Долго думали, что, покидая сокровища своего царства, чтобы ринуться, таким образом, в неизвестную жизнь, эти мудрые работницы, такие бережливые, воздержанные и обыкновенно такие предусмотрительные, – повинуются какому-то роковому безумию, какому-то невольному побуждению, закону рода, повелению природы, той силе, которая для всех существ сокрыта в бесконечном течении времени.
Касается ли дело пчелы, или нас самих, мы называем роковым все, чего мы еще не понимаем. Но в настоящее время улей выдал две или три из своих существенных тайн; теперь установлено, что этот «исход» не инстинктивен и не неминуем.
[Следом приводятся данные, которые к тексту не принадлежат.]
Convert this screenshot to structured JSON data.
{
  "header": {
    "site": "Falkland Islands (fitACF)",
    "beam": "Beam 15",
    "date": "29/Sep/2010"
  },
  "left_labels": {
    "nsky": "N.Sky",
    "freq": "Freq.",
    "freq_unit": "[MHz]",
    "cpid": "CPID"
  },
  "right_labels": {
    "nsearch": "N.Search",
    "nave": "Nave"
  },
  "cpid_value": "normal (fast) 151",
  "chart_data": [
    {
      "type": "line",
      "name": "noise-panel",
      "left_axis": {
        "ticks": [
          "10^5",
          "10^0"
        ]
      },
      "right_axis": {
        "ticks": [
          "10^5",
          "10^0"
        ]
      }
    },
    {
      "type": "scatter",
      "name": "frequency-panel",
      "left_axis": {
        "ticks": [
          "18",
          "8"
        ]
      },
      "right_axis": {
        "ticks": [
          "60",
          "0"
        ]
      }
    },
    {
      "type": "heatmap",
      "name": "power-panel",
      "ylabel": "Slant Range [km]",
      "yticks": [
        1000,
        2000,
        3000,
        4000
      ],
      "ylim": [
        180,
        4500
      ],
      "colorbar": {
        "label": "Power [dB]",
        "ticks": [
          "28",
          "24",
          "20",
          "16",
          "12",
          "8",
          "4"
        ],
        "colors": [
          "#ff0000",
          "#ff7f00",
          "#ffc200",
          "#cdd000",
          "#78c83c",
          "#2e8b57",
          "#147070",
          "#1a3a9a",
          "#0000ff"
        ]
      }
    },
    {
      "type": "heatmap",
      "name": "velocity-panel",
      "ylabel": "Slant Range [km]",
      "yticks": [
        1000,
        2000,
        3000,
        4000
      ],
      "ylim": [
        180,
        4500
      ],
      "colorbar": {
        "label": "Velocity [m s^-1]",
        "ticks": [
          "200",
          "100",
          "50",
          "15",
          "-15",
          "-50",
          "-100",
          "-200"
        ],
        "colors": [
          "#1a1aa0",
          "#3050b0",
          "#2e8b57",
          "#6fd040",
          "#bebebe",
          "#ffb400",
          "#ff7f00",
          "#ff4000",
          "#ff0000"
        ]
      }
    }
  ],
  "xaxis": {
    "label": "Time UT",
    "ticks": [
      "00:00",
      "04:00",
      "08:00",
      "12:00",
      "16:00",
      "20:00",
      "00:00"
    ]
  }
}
Это не слепое переселение, но жертва, которая, по-видимому, обдумана, – жертва настоящего поколения будущему. Достаточно, чтобы пчеловод умертвил в их ячейках молодых, еще неподвижных цариц и чтобы в то же время, если личинки и куколки многочисленны, он увеличил склады и дортуары нации, и немедленно вся бесплодная сумятица успокаивается, пчелы опускаются, точно золотые капли послушного дождя, и их обычный труд направляется на цветы; а старая царица, чувствуя себя необходимой, не надеясь на наследниц или не опасаясь больше их, успокоенная относительно будущего возрождающейся деятельности, отказывается увидеть в этом году солнечный свет. Она мирно возобновляет во мраке свою материнскую задачу, которая заключается в том, чтобы класть яйца, следуя по методической спирали от одной ячейки к другой, не пропуская ни одной, никогда не останавливаясь и выпуская от двух до трех тысяч яиц каждый день.
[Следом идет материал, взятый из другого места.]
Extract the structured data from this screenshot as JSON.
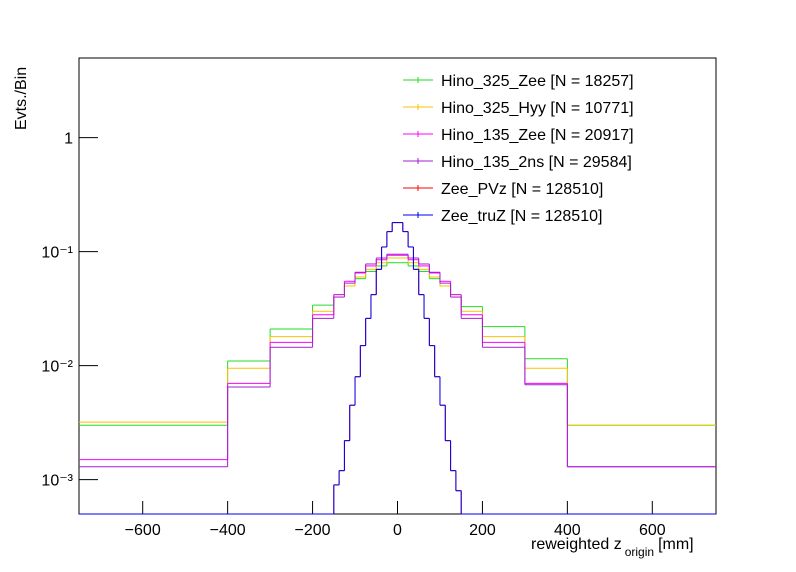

Что фатального в любви современной расы к расе будущего? Эта фатальность существует также в человеческом роде, но ее могущество и ее объем в нем меньше. Она никогда не приносит там столь великих и столь всеобщих и единодушных жертв. Какому предусмотрительному фатуму повинуемся мы, который соответствовал бы фатуму пчел? Мы этого не знаем, как не имеем понятия и о существе, стоящем по отношению к нам в той же роли наблюдателя, в какой стоим мы по отношению к пчелам.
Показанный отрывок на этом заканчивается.